2.2 Result Interpretation

For genomic loci (peak) input, four types of information are provided:

1. The plots of peak distribution.

2. Genomic loci target genes.

3. Factors over-represented surrounding input loci determined by ChIP-seq.

The enrichment analysis was performed as follows. First, the whole genome was divided into 1,000, 500, and 200 bp consecutive bins, selection of which for subsequent analysis is optional, depending on the pattern of input loci. For each peak list processed from the public epigenomic data or input peak list, the positions of overlapped bins were recorded. Next, given that there are some genomic loci detected as a peak region in all ChIP-seq experiments, possibly due to a mis-assembly or a repetitive feature, we generated a blacklist of genomic regions, which were defined as peaks in 124, 5, 38, and 18 negative control ChIP-seq samples in A. thaliana, O. sativa, Z. mays, and G. max, respectively. These regions were removed from further analyses. Finally, Fisher’s exact test was applied to calculate the significance of the overlapped bins between the genomic loci of the input list and in the database, using bins from the whole genome sequence overlapping any peak region as the background. A multiple test correction was completed according to the FDR, Bonferroni correction, and Benjamini and Hochberg methods to lower the false-positive rate.

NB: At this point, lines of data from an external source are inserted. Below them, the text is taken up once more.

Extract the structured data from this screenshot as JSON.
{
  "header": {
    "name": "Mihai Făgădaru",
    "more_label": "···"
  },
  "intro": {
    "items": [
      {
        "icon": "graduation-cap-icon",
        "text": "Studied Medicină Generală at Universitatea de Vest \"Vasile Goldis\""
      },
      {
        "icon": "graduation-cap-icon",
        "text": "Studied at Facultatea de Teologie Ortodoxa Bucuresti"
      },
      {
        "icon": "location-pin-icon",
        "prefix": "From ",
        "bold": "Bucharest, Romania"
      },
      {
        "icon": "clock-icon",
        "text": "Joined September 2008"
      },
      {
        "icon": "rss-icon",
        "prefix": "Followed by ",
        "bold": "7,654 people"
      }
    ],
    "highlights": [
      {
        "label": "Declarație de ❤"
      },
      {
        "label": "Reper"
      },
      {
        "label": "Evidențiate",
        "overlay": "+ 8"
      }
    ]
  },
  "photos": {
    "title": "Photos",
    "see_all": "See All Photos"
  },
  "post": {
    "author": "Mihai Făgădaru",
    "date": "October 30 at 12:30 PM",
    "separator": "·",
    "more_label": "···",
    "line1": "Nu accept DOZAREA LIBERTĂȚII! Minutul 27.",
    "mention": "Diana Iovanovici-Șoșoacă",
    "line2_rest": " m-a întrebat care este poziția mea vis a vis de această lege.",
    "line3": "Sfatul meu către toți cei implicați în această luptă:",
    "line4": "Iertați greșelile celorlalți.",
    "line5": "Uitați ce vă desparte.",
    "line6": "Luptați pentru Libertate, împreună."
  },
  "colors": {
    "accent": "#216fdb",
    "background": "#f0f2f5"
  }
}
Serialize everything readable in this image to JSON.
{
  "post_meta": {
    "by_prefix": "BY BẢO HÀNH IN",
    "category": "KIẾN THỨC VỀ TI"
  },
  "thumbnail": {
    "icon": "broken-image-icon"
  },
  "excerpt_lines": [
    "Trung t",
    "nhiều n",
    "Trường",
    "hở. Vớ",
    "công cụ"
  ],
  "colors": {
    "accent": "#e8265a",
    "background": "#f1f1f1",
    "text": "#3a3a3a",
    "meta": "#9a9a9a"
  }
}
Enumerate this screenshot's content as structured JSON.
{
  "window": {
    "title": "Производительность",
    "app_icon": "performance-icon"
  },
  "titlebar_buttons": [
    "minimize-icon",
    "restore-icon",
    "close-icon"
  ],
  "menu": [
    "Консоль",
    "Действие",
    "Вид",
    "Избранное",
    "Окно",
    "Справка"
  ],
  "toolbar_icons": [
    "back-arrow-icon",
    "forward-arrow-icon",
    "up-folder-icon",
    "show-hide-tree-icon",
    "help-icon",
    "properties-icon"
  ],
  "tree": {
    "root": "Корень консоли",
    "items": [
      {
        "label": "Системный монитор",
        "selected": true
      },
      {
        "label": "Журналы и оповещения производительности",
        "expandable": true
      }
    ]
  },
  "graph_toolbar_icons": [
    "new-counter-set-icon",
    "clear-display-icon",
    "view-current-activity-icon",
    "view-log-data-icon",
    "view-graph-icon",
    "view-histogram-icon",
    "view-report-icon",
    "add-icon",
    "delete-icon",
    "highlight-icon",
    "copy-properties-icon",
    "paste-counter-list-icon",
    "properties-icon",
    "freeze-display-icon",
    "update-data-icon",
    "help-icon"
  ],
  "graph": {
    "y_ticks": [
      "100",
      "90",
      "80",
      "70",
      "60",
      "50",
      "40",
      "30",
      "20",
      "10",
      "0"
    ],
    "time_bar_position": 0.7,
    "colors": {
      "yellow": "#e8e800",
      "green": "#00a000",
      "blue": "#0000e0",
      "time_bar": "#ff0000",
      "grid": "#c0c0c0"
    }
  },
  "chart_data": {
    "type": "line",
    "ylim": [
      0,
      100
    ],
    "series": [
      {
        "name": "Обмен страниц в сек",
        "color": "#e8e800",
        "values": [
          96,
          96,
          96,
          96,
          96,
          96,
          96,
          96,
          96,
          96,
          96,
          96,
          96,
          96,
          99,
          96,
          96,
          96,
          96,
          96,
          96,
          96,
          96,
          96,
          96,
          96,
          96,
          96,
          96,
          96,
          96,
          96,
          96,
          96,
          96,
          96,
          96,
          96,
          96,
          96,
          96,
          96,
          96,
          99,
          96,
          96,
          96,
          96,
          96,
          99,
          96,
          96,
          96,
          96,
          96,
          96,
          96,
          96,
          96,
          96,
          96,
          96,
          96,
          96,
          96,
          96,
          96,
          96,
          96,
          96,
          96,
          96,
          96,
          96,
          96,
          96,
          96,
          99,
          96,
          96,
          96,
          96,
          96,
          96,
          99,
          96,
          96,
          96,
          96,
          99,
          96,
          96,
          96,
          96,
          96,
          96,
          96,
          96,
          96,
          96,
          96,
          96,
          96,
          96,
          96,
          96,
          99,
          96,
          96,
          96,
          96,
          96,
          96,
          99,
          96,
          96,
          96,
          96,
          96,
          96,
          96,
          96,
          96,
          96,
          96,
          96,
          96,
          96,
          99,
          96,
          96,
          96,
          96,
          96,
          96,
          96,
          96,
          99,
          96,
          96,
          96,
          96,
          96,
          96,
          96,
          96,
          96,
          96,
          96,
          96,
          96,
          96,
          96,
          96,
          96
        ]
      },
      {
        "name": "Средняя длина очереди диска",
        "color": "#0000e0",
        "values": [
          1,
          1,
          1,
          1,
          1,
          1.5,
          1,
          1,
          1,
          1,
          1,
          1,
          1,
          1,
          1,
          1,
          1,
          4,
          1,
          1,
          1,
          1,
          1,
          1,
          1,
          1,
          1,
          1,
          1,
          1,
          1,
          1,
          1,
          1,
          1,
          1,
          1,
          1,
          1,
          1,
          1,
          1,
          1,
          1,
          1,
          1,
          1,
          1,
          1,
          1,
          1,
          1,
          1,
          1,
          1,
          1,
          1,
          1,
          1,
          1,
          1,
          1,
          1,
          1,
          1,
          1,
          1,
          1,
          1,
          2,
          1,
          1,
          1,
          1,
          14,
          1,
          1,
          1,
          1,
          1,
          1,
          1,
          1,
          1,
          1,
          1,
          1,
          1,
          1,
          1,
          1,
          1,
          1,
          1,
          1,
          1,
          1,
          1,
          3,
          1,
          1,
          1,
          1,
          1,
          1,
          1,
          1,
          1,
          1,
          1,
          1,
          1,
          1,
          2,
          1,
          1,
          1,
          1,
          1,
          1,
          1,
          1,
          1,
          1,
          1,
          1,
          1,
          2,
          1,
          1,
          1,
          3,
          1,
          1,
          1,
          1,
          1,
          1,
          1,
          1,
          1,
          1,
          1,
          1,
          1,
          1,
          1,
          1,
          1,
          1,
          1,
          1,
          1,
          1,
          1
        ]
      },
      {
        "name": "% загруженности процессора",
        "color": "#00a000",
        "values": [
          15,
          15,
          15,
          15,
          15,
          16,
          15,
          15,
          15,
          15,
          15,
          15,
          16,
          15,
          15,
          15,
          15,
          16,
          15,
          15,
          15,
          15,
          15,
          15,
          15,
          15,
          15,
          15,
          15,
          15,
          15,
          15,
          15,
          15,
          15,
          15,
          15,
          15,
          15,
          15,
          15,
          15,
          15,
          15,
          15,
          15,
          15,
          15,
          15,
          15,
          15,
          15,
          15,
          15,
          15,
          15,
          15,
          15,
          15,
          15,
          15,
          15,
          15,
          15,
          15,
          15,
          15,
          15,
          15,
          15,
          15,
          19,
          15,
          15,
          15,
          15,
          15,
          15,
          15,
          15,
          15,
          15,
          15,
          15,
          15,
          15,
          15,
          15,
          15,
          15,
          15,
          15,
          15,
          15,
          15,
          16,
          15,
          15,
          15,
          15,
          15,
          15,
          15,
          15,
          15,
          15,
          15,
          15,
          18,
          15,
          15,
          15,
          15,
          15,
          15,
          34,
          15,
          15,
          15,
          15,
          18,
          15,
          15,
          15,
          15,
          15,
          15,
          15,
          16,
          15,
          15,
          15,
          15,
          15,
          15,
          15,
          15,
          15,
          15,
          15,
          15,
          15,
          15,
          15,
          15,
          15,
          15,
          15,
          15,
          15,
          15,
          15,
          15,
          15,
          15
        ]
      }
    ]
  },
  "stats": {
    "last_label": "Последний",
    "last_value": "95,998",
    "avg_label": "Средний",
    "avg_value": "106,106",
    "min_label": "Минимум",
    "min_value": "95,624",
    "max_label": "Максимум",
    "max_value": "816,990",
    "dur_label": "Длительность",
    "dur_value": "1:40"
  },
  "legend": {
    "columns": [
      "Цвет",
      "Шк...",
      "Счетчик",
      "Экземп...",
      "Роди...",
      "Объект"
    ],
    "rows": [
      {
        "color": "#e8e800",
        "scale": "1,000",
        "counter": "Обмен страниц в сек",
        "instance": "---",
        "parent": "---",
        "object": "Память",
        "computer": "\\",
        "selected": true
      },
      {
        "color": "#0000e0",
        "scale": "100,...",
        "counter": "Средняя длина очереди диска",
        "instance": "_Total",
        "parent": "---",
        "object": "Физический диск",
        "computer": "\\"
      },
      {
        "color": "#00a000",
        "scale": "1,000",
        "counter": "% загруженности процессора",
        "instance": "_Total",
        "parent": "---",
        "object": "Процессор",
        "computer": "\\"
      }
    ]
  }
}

4. Motifs overrepresented surrounding input loci.

For motif enrichment, motifscan (Sun et al., doi: 10.1038/s41421-018-0045-y) was used to determine whether the occurrence of a given motif in input peak list was significantly high as compared to that in random genomic regions.Genomic regions were selected to be 1000bp upstream and downstream of the TSS site.


3 Annotation for ortholog

3.1 Data Input

3.2 Result Interpretation

For input from other 56 whole genome sequenced plant species, Plant Regulomics returns the functional and regulatory information of the orthologous genes in 5 reference plant species including Arabidopsis thaliana, Oryza sativa, Zea mays, Glycine max and Solanum lycopersicum. The result is similar to one gene list annotation. Comparison across species provide functional and regulatory information from evolutionary perspective.


4 Browser

4.1 Data Input

4.2 Result Interpretation

In the selection panel, the detailed information for each sample is provided and could be selected for visualization.


5 ID Converter

5.1 Data Input

5.2 Result Interpretation

One gene could have different identifiers in different database(s). The ID converter tool could convert users' IDs to the IDs in our database used in each species. The result table contains the input ID(s) and converted ID(s).


6 Trace Your Tasks

6.1 By Email

Some analyses may take a long time, if your email address is given, a notification email will be sent your mailbox once the task completed.

6.2 By Job ID

Another option to trace your job is using Job ID, which will be generated as the task submitted. You can enter your Job ID in the search box on top of the page to check the status of the job. Once the job is completed, the result page will show up. The job result will be kept in our server for two weeks.